The US House of Representatives on Thursday voted to install Republican Rep. Paul Ryan (R-Wisconsin) as its new speaker, replacing John Boehner after a revolt by conservative lawmakers who forced his retirement.
Republicans put up a majority of at least 218 House votes to elect Ryan, putting him in charge of legislation that moves through the 435-member chamber and next in line to the US presidency after the vice president.
He ended up with 236 votes, while just nine Republicans voted against him.
“Let’s do this,” Ryan said via his Twitter account minutes after the vote tally became official. The tweet appeared to show him reviewing his first speech as speaker.

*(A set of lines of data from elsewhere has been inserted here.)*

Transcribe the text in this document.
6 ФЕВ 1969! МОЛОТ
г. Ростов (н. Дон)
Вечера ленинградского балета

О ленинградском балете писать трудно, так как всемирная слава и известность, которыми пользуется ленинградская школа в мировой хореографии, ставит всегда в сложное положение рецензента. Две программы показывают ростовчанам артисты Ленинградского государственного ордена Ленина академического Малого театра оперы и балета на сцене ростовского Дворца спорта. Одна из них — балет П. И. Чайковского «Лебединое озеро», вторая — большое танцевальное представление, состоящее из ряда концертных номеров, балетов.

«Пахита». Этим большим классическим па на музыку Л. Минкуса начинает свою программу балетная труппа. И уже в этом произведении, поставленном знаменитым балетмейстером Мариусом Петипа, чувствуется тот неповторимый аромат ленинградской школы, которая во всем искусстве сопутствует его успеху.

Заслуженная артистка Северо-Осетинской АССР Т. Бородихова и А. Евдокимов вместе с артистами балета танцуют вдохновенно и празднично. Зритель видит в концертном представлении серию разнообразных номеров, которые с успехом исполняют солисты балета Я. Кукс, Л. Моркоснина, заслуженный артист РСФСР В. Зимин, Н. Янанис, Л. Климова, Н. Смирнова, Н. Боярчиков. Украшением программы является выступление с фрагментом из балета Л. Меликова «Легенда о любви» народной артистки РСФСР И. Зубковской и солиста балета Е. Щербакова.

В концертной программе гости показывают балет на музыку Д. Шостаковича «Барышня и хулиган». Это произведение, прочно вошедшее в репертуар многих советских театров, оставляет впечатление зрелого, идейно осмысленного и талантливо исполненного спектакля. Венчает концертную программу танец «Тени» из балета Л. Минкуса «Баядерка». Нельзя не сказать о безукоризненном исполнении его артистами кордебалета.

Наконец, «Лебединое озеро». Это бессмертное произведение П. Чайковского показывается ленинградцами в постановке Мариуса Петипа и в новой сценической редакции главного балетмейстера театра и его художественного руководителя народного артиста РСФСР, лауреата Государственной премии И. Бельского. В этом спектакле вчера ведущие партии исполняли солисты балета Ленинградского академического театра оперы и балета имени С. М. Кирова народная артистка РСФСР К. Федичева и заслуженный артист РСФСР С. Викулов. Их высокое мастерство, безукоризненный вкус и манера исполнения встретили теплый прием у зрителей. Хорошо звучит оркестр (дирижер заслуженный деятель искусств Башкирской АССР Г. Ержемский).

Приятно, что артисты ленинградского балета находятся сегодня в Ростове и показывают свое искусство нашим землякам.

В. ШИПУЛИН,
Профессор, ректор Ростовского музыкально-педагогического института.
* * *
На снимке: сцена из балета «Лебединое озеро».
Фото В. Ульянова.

Ryan’s election was the culmination to more than a month of tumult within the House Republican conference.
“Let’s be frank: The House is broken,” he said in his introductory speech, alluding to the turbulence. “We’re not solving problems – we’re adding to them.”
Two weeks after Boehner announced his resignation, heir-apparent Kevin McCarthy (R-California), the House majority leader, unexpectedly dropped out of the race to succeed him. Ryan, initially reluctant, was drafted by a diverse group of Republicans who sought to end the disarray within the conference.
Ryan eventually threw his hat in the ring after numerous extensive meetings with each of the party’s various caucuses. He entered only after it was clear he had become a “unity candidate,” earning support from even the hard-line yet influential House Freedom Caucus.